I've reverted this to my original text.
It should now convey the correct idea, but i'm not sure this is correct English.

> unsigned int x = 0x81234567;
> int y = x; // does the sanitizer catch this or not?
No, it does not. It indeed should. I do plan on following-up with that,
thus i've adding the group (``-fsanitize=implicit-conversion``), not just one check.

================
Comment at: include/clang/Basic/Sanitizers.def:134-136
 SANITIZER_GROUP("integer", Integer,
                 SignedIntegerOverflow | UnsignedIntegerOverflow | Shift |
                 IntegerDivideByZero)
----------------
rsmith wrote:
> `-fsanitize=integer` should include `-fsanitize=implicit-integer-truncation`.
Wow.

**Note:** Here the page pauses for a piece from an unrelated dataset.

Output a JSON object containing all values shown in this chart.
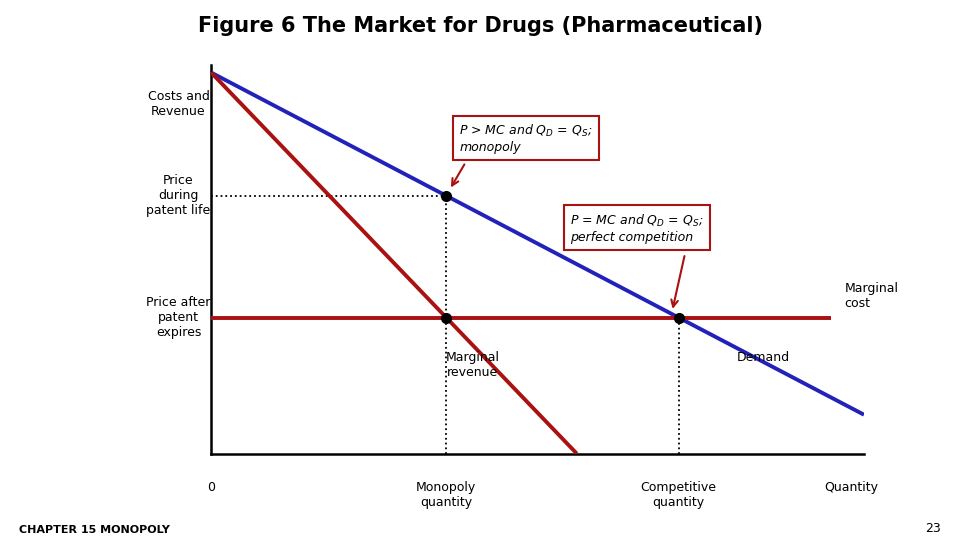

Ok.

================
Comment at: lib/CodeGen/CGExprScalar.cpp:954-955
+  // We only care about int->int casts here, and ignore casts to/from pointer.
+  if (!(isa<llvm::IntegerType>(SrcTy) && isa<llvm::IntegerType>(DstTy)))
+    return;
+  // We do not care about booleans.
----------------
rsmith wrote:
> Check the Clang types here, not the LLVM types. There is no guarantee that only integer types get converted to LLVM `IntegerType`s. (But if you like, you can assert that `SrcTy` and `DstTy` are `IntegerType`s after checking that the clang types are both integer types.)
Interesting, ok.

================
Comment at: lib/CodeGen/CGExprScalar.cpp:956-958
+  // We do not care about booleans.
+  if (SrcType->isBooleanType() || DstType->isBooleanType())
+    return;
----------------
rsmith wrote:
> I believe this is redundant: we don't get here for an integer to boolean conversion, and a boolean to integer conversion would always be caught by the bit width check below.
Uhm, i'll replace it with an assert then.

================
Comment at: lib/CodeGen/CGExprScalar.cpp:962-964
+  // This must be truncation. Else we do not care.
+  if (SrcBits <= DstBits)
+    return;
----------------
rsmith wrote:
> I think you should also catch casts that change signedness in the case if the sign bit is set on the value. (Though if you want to defer this to a follow-up change and maybe give the sanitizer a different name, that's fine with me.)
Yes, thank you for bringing this up.
That is certainly the plain, but i always planned to add that later on.

Repository:
  rC Clang

https://reviews.llvm.org/D48958